Ma a questo punto l’uomo ferito, caricato delle proprie responsabilità, tenta una sferzata di orgoglio e cerca di dare anche alla sua amante le responsabilità che merita: lo fa disprezzandola, riuscendo quasi nell’intento di trasformare tutto il proprio amore in odio (“Idiot wind, blowing every time you move your mouth / Blowing down the backroads headin’ south / Idiot wind, blowing every time you move your teeth / You’re an idiot, babe / It’s a wonder that you still know how to breathe”), quasi, almeno fino a quando si rende conto che è tutto inutile, che tutto questo non riporterà da lui la donna che ha amato perché sono stati entrambi a distruggere il loro amore (“Idiot wind, blowing through the buttons of our coats / Blowing through the letters that we wrote / Idiot wind, blowing through the dust upon our shelves / We’re idiots, babe / It’s a wonder we can even feed ourselves”).

E ritorna la disperata solitudine, i giorni appaiono irreparabilmente scuri, come notti infinite (“Every day’s been darkness since you been gone) nella speranza irrinunciabile di un mattino nuovo (“Meet me in the morning”) che lentamente diventa illusione e trasforma anche gli stessi ricordi in sogni, come se la realtà ormai impossibile dell’amore abbia solo questo spazio immaginario per vivere ancora.

Così egli s’illude che porterà la donna che ama con sé dovunque andrà (“I’m takin’ you with me, honey baby / When I go) e che lei sarà la sua salvezza, il rifugio dove potrà finalmente curare le ferite sanguinanti che si sono aperte durante questo lungo viaggio (“I was burned out from exhaustion, buried in the hail / Poisoned in the bushes an’ blown out on the trail / Hunted like a crocodile, ravaged in the corn / “Come in,” she said / “I’ll give you shelter from the storm.”), senza realmente accorgersi che il viaggio si è spostato tutto nella sua mente e che ora è questa a sanguinare perché ancora è certa che tutto tornerà come prima (“Well, I’m livin’ in a foreign country but I’m bound to cross the line / Beauty walks a razor’s edge, someday I’ll make it mine”).

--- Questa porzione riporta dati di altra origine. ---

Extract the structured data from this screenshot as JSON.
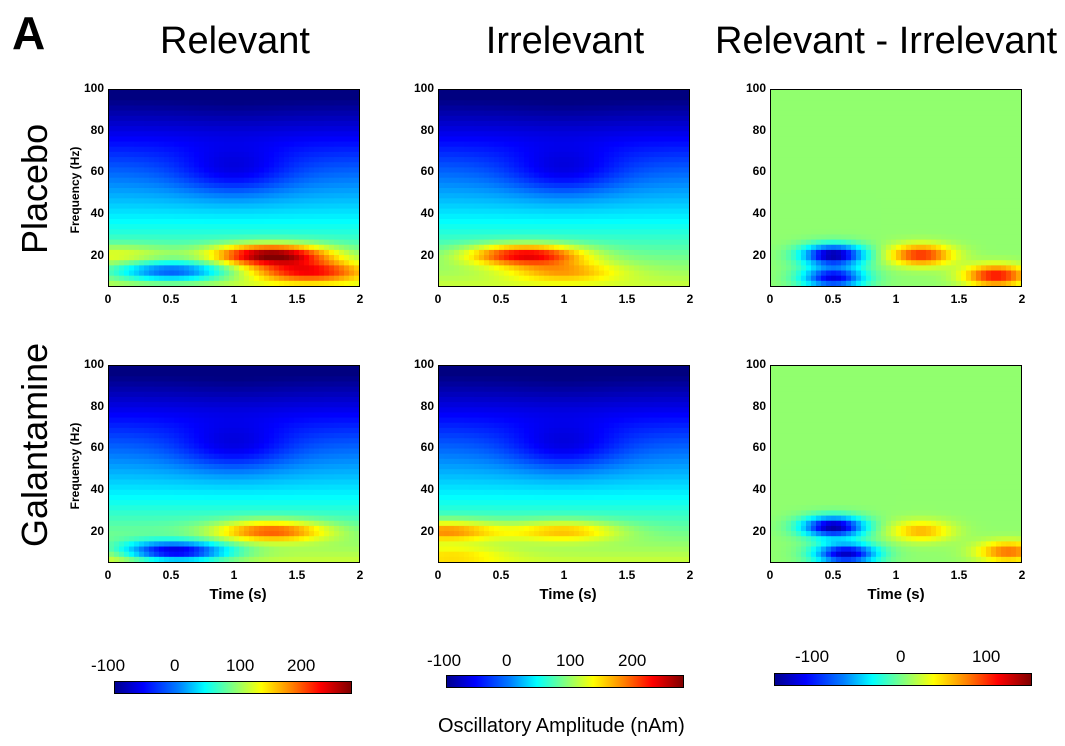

Dylan di tutto questo ne avrebbe voluto fare un quadro, un dipinto (lo dichiarò in una intervista, parlando di “Idiot wind), forse perché a volte le parole non bastano a descrivere qualcosa, nemmeno se sei un poeta di professione.

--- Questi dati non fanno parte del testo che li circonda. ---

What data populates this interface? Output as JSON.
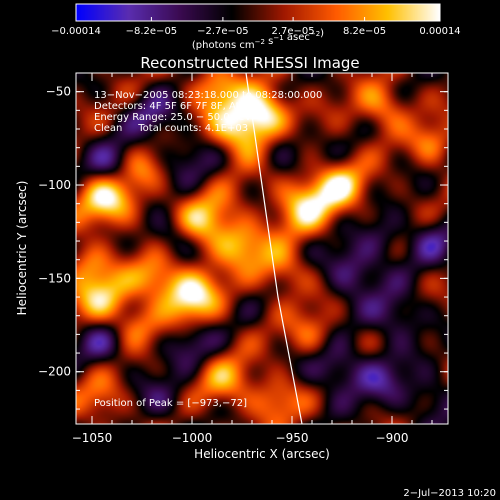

Eppure se “Blood On The Tracks” non avesse superato la barriera del silenzio, non ne avrebbe perso solo la musica, ma l’arte stessa, perché questo viaggio attraverso un passato di amore e rabbia, dentro un presente costellato di speranza e rimpianto, compiuto a nervi scoperti da una voce che avanza tra le parole e la musica lasciando dietro di sé tracce di sangue a macchiare i binari di un treno che non tornerà più indietro, è un’opera d’arte.